• The following are suggestions for different ways that parents might support primary-grade (K-2) readers. These are enjoyable, successful approaches that teachers use here at school with our youngest students.

    • Read aloud frequently from easy books that your child would like to read but can’t, yet. Sit side by side, so you can look at the pages together. Point to words occasionally, and underline them with your finger as you read. Pause and make room for the child’s predictions, questions, and comments about the story, illustrations, and the language.

    • Anticipate that your child will want to hear the same books again and again, and take advantage of his or her love of particular stories by trying to read them as many times as you’re asked, even if you’re groaning with boredom. Often these are among the first stories children will read on their own.

    • Read aloud but leave an occasional blank, with your voice, when you come to words or phrases you think your child can guess at. Discuss the reasons for his or her predictions; clues such as the beginning letter sounds, the size and shape of the word, illustrations, and common sense within the structure of the sentence or the meaning of the story.

    • Read a bit aloud – a phrase or sentence – while underlining the words with your finger. Then ask your child to read it back to you, like an echo, and underine it with his or her finger. Say, “Touch the words with your eyes” or “Read it with your finger.”

    • When a beginning reader is reciting a memorized book, ask him or her to “touch the words” as he or she says them, drawing your child’s attention to left-to-right structures, letters, words, and the spaces between words. Say, “Read it with your finger.” Ask questions: “Did it match? Did you have enough words? Did you run out?”

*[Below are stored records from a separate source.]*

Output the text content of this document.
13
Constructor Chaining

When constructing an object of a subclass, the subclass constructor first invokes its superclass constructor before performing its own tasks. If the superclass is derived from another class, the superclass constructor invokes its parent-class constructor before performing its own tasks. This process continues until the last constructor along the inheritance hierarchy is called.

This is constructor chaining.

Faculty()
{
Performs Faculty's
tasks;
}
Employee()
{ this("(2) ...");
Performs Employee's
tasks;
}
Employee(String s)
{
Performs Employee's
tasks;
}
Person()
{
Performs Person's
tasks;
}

    • Encourage a child who’s beginning to read to select and reread books that he or she finds easy. In a bookstore or library, look for books like those your child brings home from school, with a strong match between the words and the accompanying illustration, and with just one sentence or phrase per page.

    • Take turns: You read a sentence aloud, then your child does.

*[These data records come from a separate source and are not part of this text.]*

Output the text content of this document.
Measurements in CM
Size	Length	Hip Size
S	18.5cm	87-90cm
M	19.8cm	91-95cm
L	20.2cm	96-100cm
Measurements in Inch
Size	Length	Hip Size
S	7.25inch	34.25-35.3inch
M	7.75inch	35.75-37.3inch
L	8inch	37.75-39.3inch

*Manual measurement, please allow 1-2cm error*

    • Beginning readers sometimes substitute a word that doesn’t make sense – or even sound like English. Try to bite your tongue and give them enough time to hear the miscue and correct it themselves. If they don’t hear it, wait until the end, then gently question, “Did that make sense to you?” or “You read _____,” repeating exactly what was read. “Does that sound right?” Then say, “Try it again, and think what might make sense.”

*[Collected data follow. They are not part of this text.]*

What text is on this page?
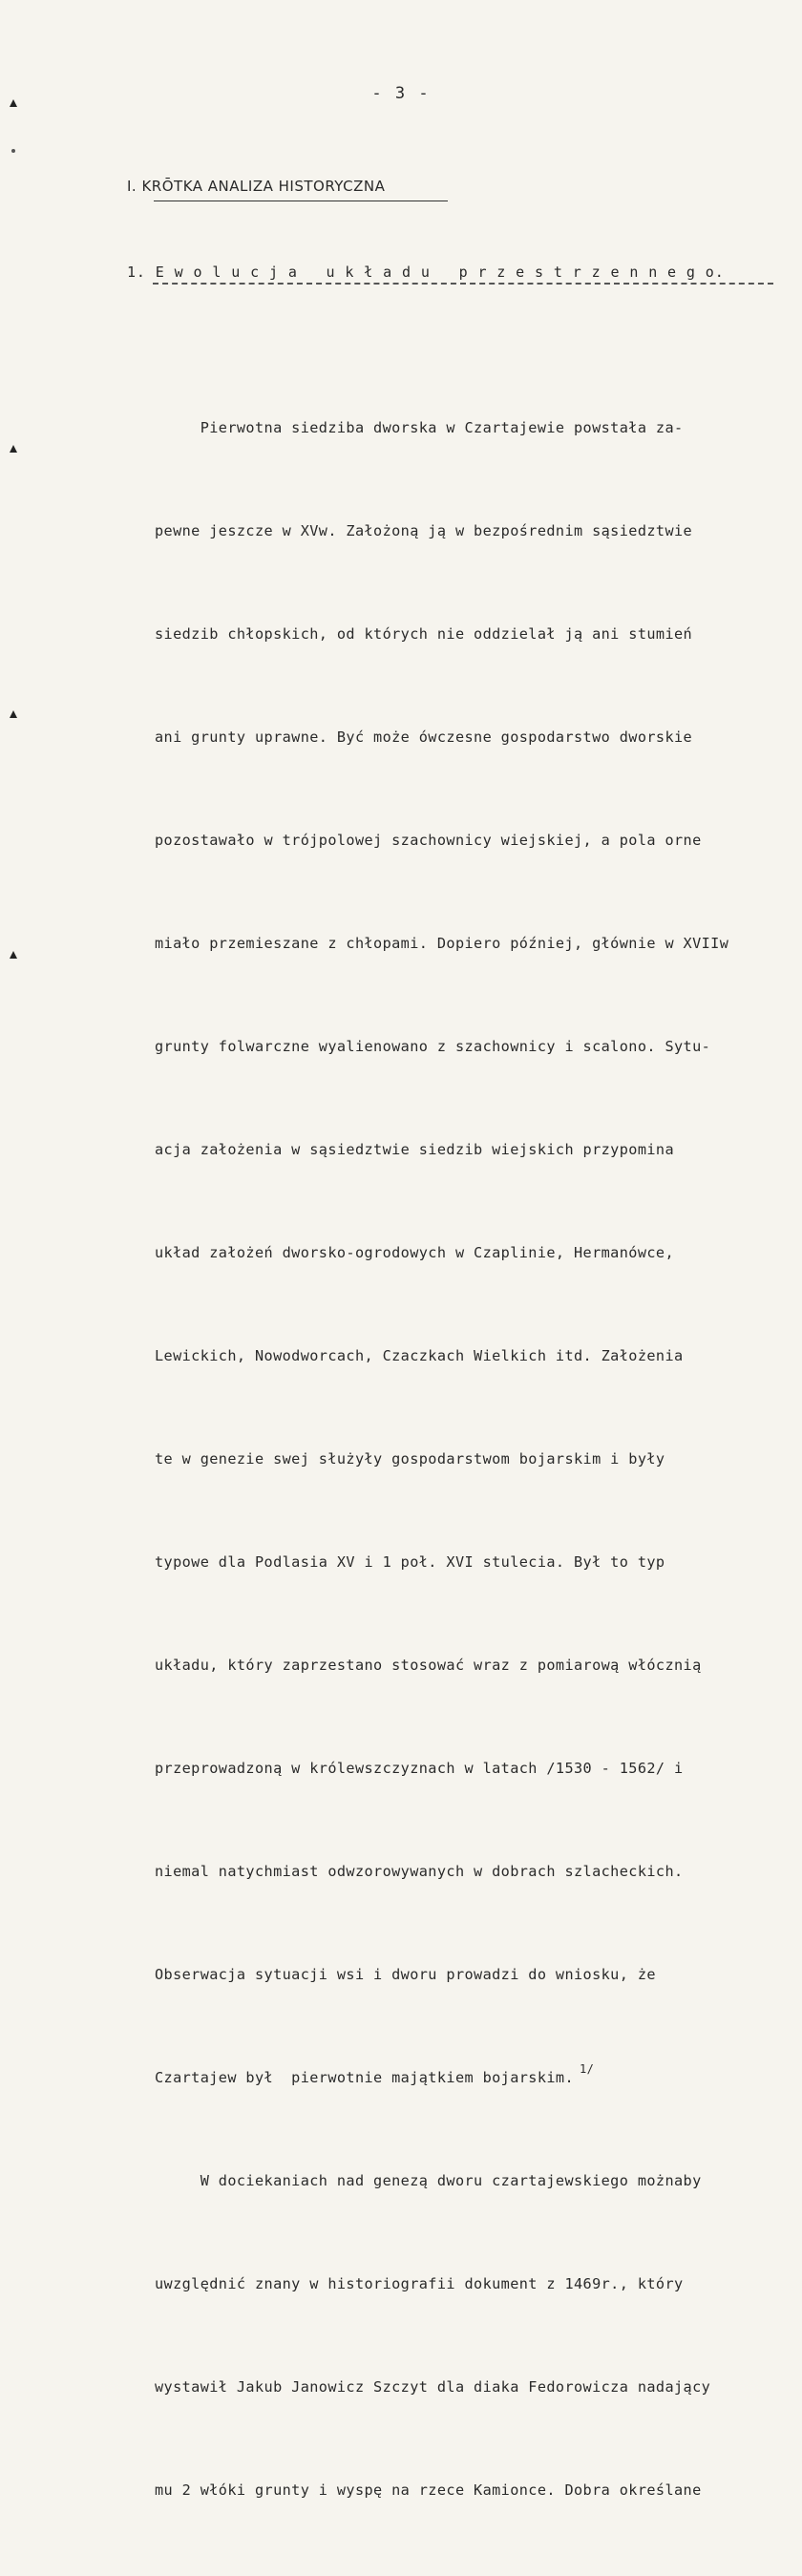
- 3 -
I. KRŌTKA ANALIZA HISTORYCZNA
1. E w o l u c j a   u k ł a d u   p r z e s t r z e n n e g o.

Pierwotna siedziba dworska w Czartajewie powstała za-

pewne jeszcze w XVw. Założoną ją w bezpośrednim sąsiedztwie

siedzib chłopskich, od których nie oddzielał ją ani stumień

ani grunty uprawne. Być może ówczesne gospodarstwo dworskie

pozostawało w trójpolowej szachownicy wiejskiej, a pola orne

miało przemieszane z chłopami. Dopiero później, głównie w XVIIw

grunty folwarczne wyalienowano z szachownicy i scalono. Sytu-

acja założenia w sąsiedztwie siedzib wiejskich przypomina

układ założeń dworsko-ogrodowych w Czaplinie, Hermanówce,

Lewickich, Nowodworcach, Czaczkach Wielkich itd. Założenia

te w genezie swej służyły gospodarstwom bojarskim i były

typowe dla Podlasia XV i 1 poł. XVI stulecia. Był to typ

układu, który zaprzestano stosować wraz z pomiarową włócznią

przeprowadzoną w królewszczyznach w latach /1530 - 1562/ i

niemal natychmiast odwzorowywanych w dobrach szlacheckich.

Obserwacja sytuacji wsi i dworu prowadzi do wniosku, że

Czartajew był  pierwotnie majątkiem bojarskim. $^{1/}$

W dociekaniach nad genezą dworu czartajewskiego możnaby

uwzględnić znany w historiografii dokument z 1469r., który

wystawił Jakub Janowicz Szczyt dla diaka Fedorowicza nadający

mu 2 włóki grunty i wyspę na rzece Kamionce. Dobra określane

    • When your child is reading aloud with you and comes to a word he or she doesn’t know, talk about its beginning sounds and its shape. Then tell your child, “Try it again, and think what might make sense.”

    • When your child is reading aloud with you and comes to a word he or she doesn’t know, talk about its beginning sounds and its shape. Then tell your child, “Go back to the beginning of the sentence and get your mouth ready” to provide the word that begins with the letter[s] in question. Have him or her try the whole sentence again. It’s wonderful how often children are able to put together all the clues – sentence structure, meaning of the sentence, letters, sounds, and shape – and read the correct word the next time through.

    • If your child can’t figure out a word or doesn’t have a guess, by all means, go ahead and tell him or her.

    • Encourage and praise beginning reader’s self-corrections and informed guesses.

    • When your child wants to read a book aloud to you or someone else in the family, recognize that no one reads anything perfectly the first time through. This is called “miscuing,” and although everybody does it, including parents and teachers, it can be particularly frustrating for beginning readers to make a lot of miscues. Encourage your child to practice alone first. Then, when he or she reads aloud the rehearsed materials, encourage phrasing and reading for meaning by saying, “Read it as if you’re talking.”

    • Spend a short time hearing your child read aloud. Stop before he or she gets tired.

    • Talk about books with your child just as you would chat with a friend: “What did you think of the book? How did it make you feel? What did you like? What didn’t you like? Who was your favorite character? What was your favorite part? How would you compare it to other books about ____________ or by _______?” Concentrate on your child’s feelings, preferences, and opinions about the books he or she reads and the stories you read aloud.

    • Try not to display anxiety or frustration. Lots of practice and relaxed, happy experiences with books are two keys to children’s becoming fluent, joyful readers. From The Reading Zone: How to Help Kids Become Skilled, Passionate, Habitual, Critical Readers by Nancie Atwell, 2007.